Monday, August 20, 2007

Crisis Communications Management

When Duke University Health System discovered in December 2004 that patients at Durham Regional Hospital and Duke Health Raleigh Hospital had been exposed to instruments accidentally cleaned with used hydraulic fluid rather than detergent, the system had a classic public relations (PR) crisis on its hands.

In a PR best practices approach, Duke should have told the truth, told it all and told it fast. However, this is not the approach that Duke University chose to take. Instead of reining in the runaway freight train, Duke stepped back and let the patients and the media charge ahead and tell the story themselves, and the result was not favorable to Duke.

When the worst happens, one of the first steps a company should take is to act quickly and decisively to tell their side of the story to the media. Usually this strategy ends the PR crisis much sooner than simply remaining silent, because saying nothing can often be the worst way to handle a crisis.

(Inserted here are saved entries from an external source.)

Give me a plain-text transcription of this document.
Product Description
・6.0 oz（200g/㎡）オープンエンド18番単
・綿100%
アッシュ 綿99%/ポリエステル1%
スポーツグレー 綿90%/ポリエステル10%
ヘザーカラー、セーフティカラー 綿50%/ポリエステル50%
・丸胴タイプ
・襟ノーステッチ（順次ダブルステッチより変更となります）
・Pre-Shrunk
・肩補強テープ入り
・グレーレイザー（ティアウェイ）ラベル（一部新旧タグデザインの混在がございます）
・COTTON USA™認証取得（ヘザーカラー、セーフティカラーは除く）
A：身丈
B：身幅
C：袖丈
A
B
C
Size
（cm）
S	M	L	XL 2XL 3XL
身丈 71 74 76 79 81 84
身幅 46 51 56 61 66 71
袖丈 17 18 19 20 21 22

Duke said nothing to the media, and that error plunged them into a morass of negative publicity. When news reports began to surface of patients with post-operative problems they thought might have been caused by the tainted instruments, Duke’s reaction created the impression that the hospital was trying to conceal the facts or evade responsibility.

The Art of Crisis Management

1. A leader must step forward and take ownership of the problem.
2. The spokesperson should tell the truth, tell it all and tell it fast.
3. The spokesperson should not take a defensive, defiant stand, but instead, offer the wronged party a sincere apology in as personal a manner as possible.
4. The organization must take steps to ensure the problem never occurs again and let everyone know what these steps are and that the organization is taking them.

In letters sent in early January to patients, Duke did provide the name and number of a medical officer as a contact for patients experiencing problems. But the PR crisis was exacerbated when the hospital appeared to be dismissive of patients’ concerns, stating that a certain percentage of surgical patients experience complications, and besides, Duke’s November and December statistics were not any higher than the norm.

Citing cold statistics did not make any of the affected patients rest easier. An apology would have worked far better. A grassroots advocacy group, Sorry Works! indicates that hospitals and physicians should never withdraw behind a wall of silence, but should talk to families freely and openly. Patients want to hear an apology and an explanation of what happened. They want to be reassured that corrective action has been taken so that someone else will not be forced to go through what they did.

Patients often turn to lawyers out of anger and frustration when doctors and hospitals stop communicating with them. The widely-held belief among health professionals that admitting responsibility and apologizing will bring on malpractice suits and be used against them in court is a myth, according to Sorry Works!

What is surprising is that Duke failed to handle the hydraulic fluid incident any better after having gone through a previous PR crisis in 2003, when doctors transplanted a heart and lungs with the wrong blood type into a patient who subsequently died. The hospital also stayed silent for several days in that case.